Дарья с любопытством повела носом и заглянула под накрахмаленный хлопок: пирожки.
– Маш, а ты куда бегала-то? – полюбопытствовала она, наконец. Маша как раз в этот момент вцепилась в пирожок.
– Жа-шпишками.
– Чего?
– За спичками! – пришлось повторить Марии, дожевав пирожок. – Днём со школы прихожу, а света нет. И спички заканчиваются. Вот и побежала, а то ж ни чай попить, ни свечи зажечь… Гадать-то будем?
Дашка кивнула.
– А-а, а то я думаю, чего это мы в потёмках сидим, и ты чайник доисторический достала…
– Во-во.
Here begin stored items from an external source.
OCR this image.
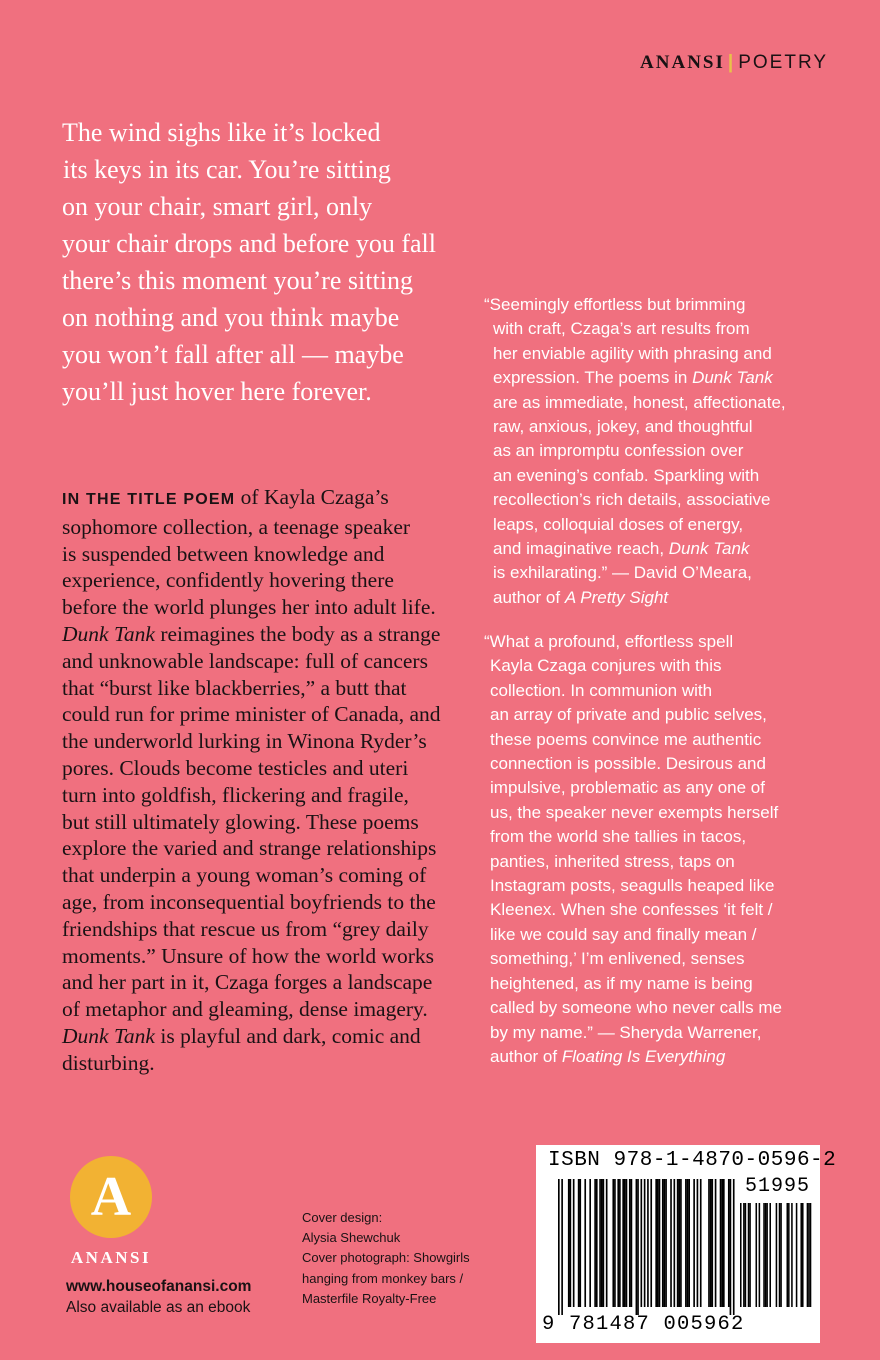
ANANSI | POETRY
The wind sighs like it’s locked
its keys in its car. You’re sitting
on your chair, smart girl, only
your chair drops and before you fall
there’s this moment you’re sitting
on nothing and you think maybe
you won’t fall after all — maybe
you’ll just hover here forever.
IN THE TITLE POEM of Kayla Czaga’s
sophomore collection, a teenage speaker
is suspended between knowledge and
experience, confidently hovering there
before the world plunges her into adult life.
Dunk Tank reimagines the body as a strange
and unknowable landscape: full of cancers
that “burst like blackberries,” a butt that
could run for prime minister of Canada, and
the underworld lurking in Winona Ryder’s
pores. Clouds become testicles and uteri
turn into goldfish, flickering and fragile,
but still ultimately glowing. These poems
explore the varied and strange relationships
that underpin a young woman’s coming of
age, from inconsequential boyfriends to the
friendships that rescue us from “grey daily
moments.” Unsure of how the world works
and her part in it, Czaga forges a landscape
of metaphor and gleaming, dense imagery.
Dunk Tank is playful and dark, comic and
disturbing.
“Seemingly effortless but brimming
with craft, Czaga’s art results from
her enviable agility with phrasing and
expression. The poems in Dunk Tank
are as immediate, honest, affectionate,
raw, anxious, jokey, and thoughtful
as an impromptu confession over
an evening’s confab. Sparkling with
recollection’s rich details, associative
leaps, colloquial doses of energy,
and imaginative reach, Dunk Tank
is exhilarating.” — David O’Meara,
author of A Pretty Sight
“What a profound, effortless spell
Kayla Czaga conjures with this
collection. In communion with
an array of private and public selves,
these poems convince me authentic
connection is possible. Desirous and
impulsive, problematic as any one of
us, the speaker never exempts herself
from the world she tallies in tacos,
panties, inherited stress, taps on
Instagram posts, seagulls heaped like
Kleenex. When she confesses ‘it felt /
like we could say and finally mean /
something,’ I’m enlivened, senses
heightened, as if my name is being
called by someone who never calls me
by my name.” — Sheryda Warrener,
author of Floating Is Everything
A
ANANSI
www.houseofanansi.com
Also available as an ebook
Cover design:
Alysia Shewchuk
Cover photograph: Showgirls
hanging from monkey bars /
Masterfile Royalty-Free
ISBN 978-1-4870-0596-2
51995
9 781487 005962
Ирма, кстати, придёт? – это их третья подружка. Вместе с Дашкой в музыкальную школу ходит. Только Синицына – на фоно, а Ирма – на скрипке играет.
– Не, не придёт. Сказала, к концерту готовиться будет, – вздохнула подруга и тоже взяла пирожок.
Афанасьева пристально посмотрела на подругу. Та посмотрела на пирожок слева-справа, словно выбирая место, достойное её внимания, и смачно вцепилась. Ни следа волнения, переживания и прочих душевных мук. Машка почувствовала, что звереет от любопытства.
– Чего к тебе Истомин сегодня подходил? – не выдержала она.
Дарья от смущения перестала жевать. Нахмурилась и покраснела.
– Паша? В кино звал.
– Ого! – Машка округлила глаза в ожидании продолжения. Но подруга молчала, как рыба, собираясь вцепиться в пирожок с другой стороны, ближе к варенью. – А ты чего?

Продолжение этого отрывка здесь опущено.